By the time I return, Carson is gone. I do my best to keep my interest low, offering Tatum a simple, “Oh,” when she tells me Carson had to go feed their gecko. Still, Tatum lets the moment linger, waiting for me to reveal what she clearly already knows to be true. She wants details. An admission. Something.

I can’t bring myself to give it to her. Opening up to Carson was one thing. Letting in yet another Ward would be another.

We make small talk instead as Tatum helps me turn the couch into a bed. She tells me about her time staying in my building, confirming that Dawn is the woman who lives on my floor.

“In all our years of being neighbors, Dawn has never done anything but scowl at me,” I say. “One time she complained to our building manager that my visitors were coming over too late and being disruptive in our hall.”

“That sounds like Dawn,” Tatum says, smiling fondly.

I tell her about my time at Rita’s Diner, and the apple crumble versus banana cream pie debacle.

“Well,” she says expectantly, “which one did you like better?”

“The crumble,” I say, much to her disappointment.
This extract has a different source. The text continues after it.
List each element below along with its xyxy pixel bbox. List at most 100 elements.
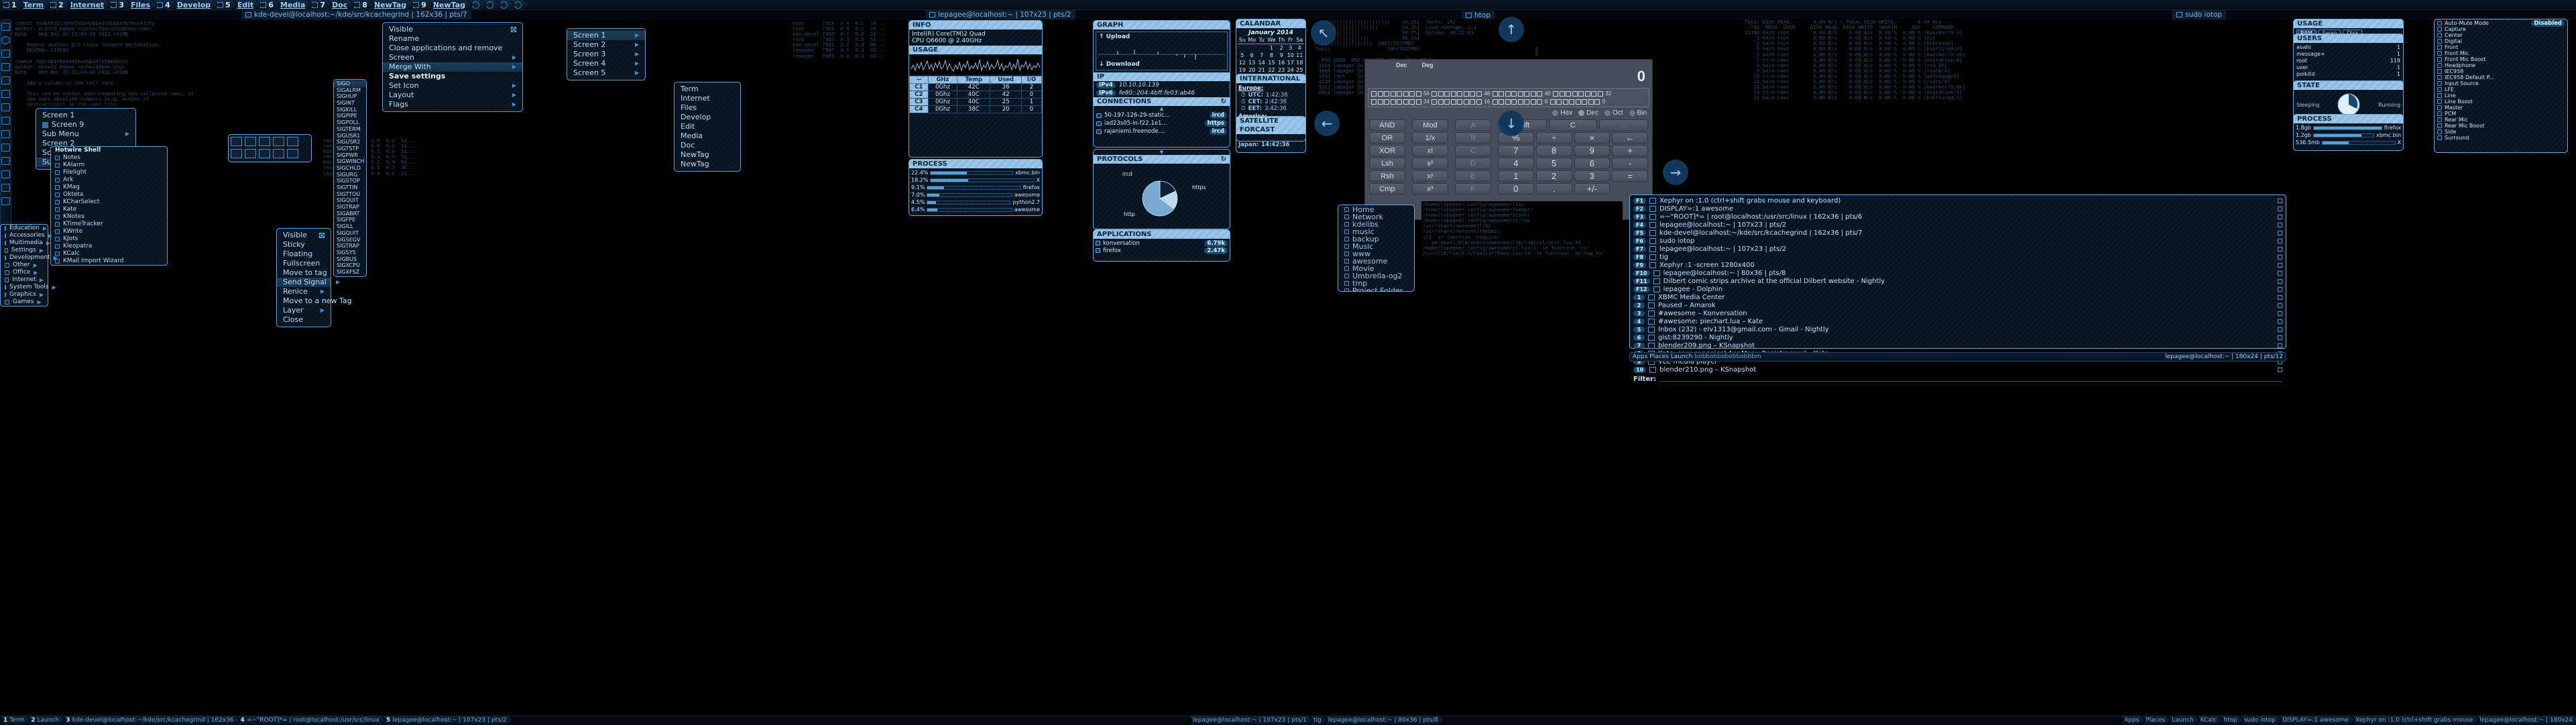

This is as close to any real admission as she’s going to get from me. I fake a yawn, feeling like she might press anyway. “Well, I should be getting to bed.”

“Me too,” she says.

I expected much more resistance. Perhaps she’s had an experience like mine. Something she’s not yet ready to discuss.

“Good night, Eleanor.”

“Good night, Tatum.”

She jogs up the stairs, into the room that’s no longer mine.

Alone in the quiet dark of the cottage’s living room, I open my laptop up to my email drafts. The words flow fast out of my fingers. It’s easy now, to be sincere. Every warm sentiment I feel for Trove Hills I pretend to feel for Broadway publicity instead.

Position Inquiry—Eleanor Chapman , I type into the subject line.

My cursor hovers over the send button. Pressing this does not guarantee the position is mine, so I don’t know why I’m treating it like it does. It still has the weight of something monumental.

Get home okay? I text Carson, using it as one last test. This email is my crossroads, and I need a sign about which way I should go.

Carson sends back a thumbs-up.

Are you mad at me? I want to write. Did I screw up?

I’m too afraid of what the answer might be.